Managers in the railway organisation had experienced these severe vibrations on a trip and asked to have the problem solved. In response engineers decided that to solve the problem, the suspension of ICE cars could be improved with the use of a rubber damping ring between the rail-contacting steel tyre and the steel wheel body. A similar design had been employed successfully in trams around the world (known as resilient wheels), at significantly lower speeds. This kind of wheel, dubbed a "wheel-tyre" design, consisted of a wheel body surrounded by a  rubber damper and then a relatively thin metal tyre. The new design was not tested at high speed in Germany before it was made operational, but was successful at resolving the issue of vibration at cruising speeds. Decade-long experience at high speed gathered by train manufacturers and railway companies in other European countries and Japan was not considered.

At the time, no facilities existed in Germany that could test the actual failure limit of the wheels, and so complete prototypes were never tested physically. The design and specification relied greatly on available materials data and theory. The very few laboratory and rail tests that were performed did not measure wheel behaviour with extended wear conditions or speeds greater than normal cruising.

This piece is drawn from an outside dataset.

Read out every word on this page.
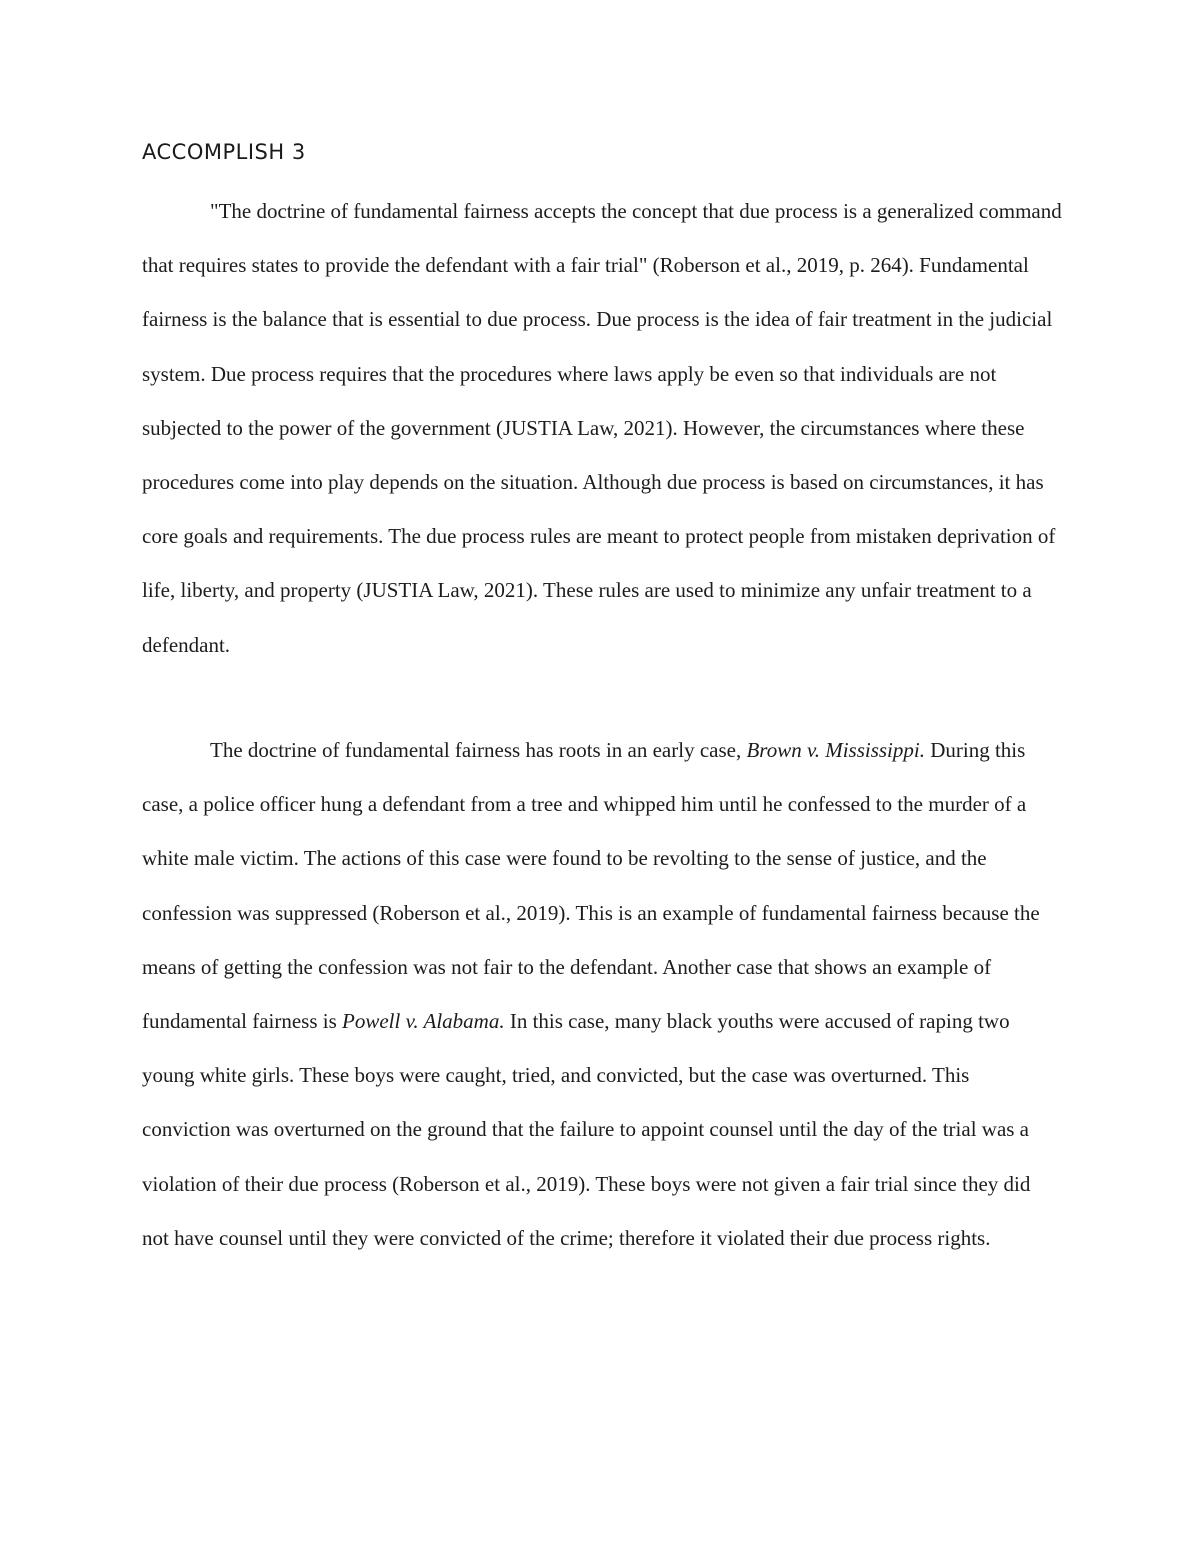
ACCOMPLISH 3

"The doctrine of fundamental fairness accepts the concept that due process is a generalized command that requires states to provide the defendant with a fair trial" (Roberson et al., 2019, p. 264). Fundamental fairness is the balance that is essential to due process. Due process is the idea of fair treatment in the judicial system. Due process requires that the procedures where laws apply be even so that individuals are not subjected to the power of the government (JUSTIA Law, 2021). However, the circumstances where these procedures come into play depends on the situation. Although due process is based on circumstances, it has core goals and requirements. The due process rules are meant to protect people from mistaken deprivation of life, liberty, and property (JUSTIA Law, 2021). These rules are used to minimize any unfair treatment to a defendant.

The doctrine of fundamental fairness has roots in an early case, Brown v. Mississippi. During this case, a police officer hung a defendant from a tree and whipped him until he confessed to the murder of a white male victim. The actions of this case were found to be revolting to the sense of justice, and the confession was suppressed (Roberson et al., 2019). This is an example of fundamental fairness because the means of getting the confession was not fair to the defendant. Another case that shows an example of fundamental fairness is Powell v. Alabama. In this case, many black youths were accused of raping two young white girls. These boys were caught, tried, and convicted, but the case was overturned. This conviction was overturned on the ground that the failure to appoint counsel until the day of the trial was a violation of their due process (Roberson et al., 2019). These boys were not given a fair trial since they did not have counsel until they were convicted of the crime; therefore it violated their due process rights.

Nevertheless, over a period of years the wheels proved themselves apparently reliable and, until the accident, had not caused any major problems.

In July 1997, nearly one year before the disaster, Üstra, the company that operates Hanover's tram network, discovered fatigue cracks in dual block wheels on trams running at about . It began changing wheels before fatigue cracks could develop, much earlier than was legally required by the specification. Üstra reported its findings in a warning to all other users of wheels built with similar designs, including Deutsche Bahn, in late 1997. According to Üstra, Deutsche Bahn replied by stating that they had not noticed problems in their trains.

The  (Fraunhofer LBF) in Darmstadt was charged with the task of determining the cause of the accident. It was revealed later that the institute had told the DB management as early as 1992 about its concerns about possible wheel-tyre failure.

It was soon apparent that dynamic repetitive forces had not been accounted for in the statistical failure modelling done during the design phase, and the resulting design lacked an adequate margin of safety. The following factors, overlooked during design, were noted:

 The tyres were flattened into an ellipse as the wheel turned through each revolution (approximately 500,000 times during a typical day in service on an ICE train), with corresponding fatigue effects.
 In contrast to the monobloc wheel design, cracks could also form on the inside of the tyre.
 As the tyre became thinner due to wear, the dynamic forces were exaggerated, resulting in crack growth.
 Flat spots and ridges or swells in the tyre dramatically increased the dynamic forces on the assembly and greatly accelerated wear.

Failure to stop train

Failing to stop the train resulted in a catastrophic series of events. Had the train been stopped immediately after the disintegration of the wheel, it is unlikely that the subsequent events would have occurred.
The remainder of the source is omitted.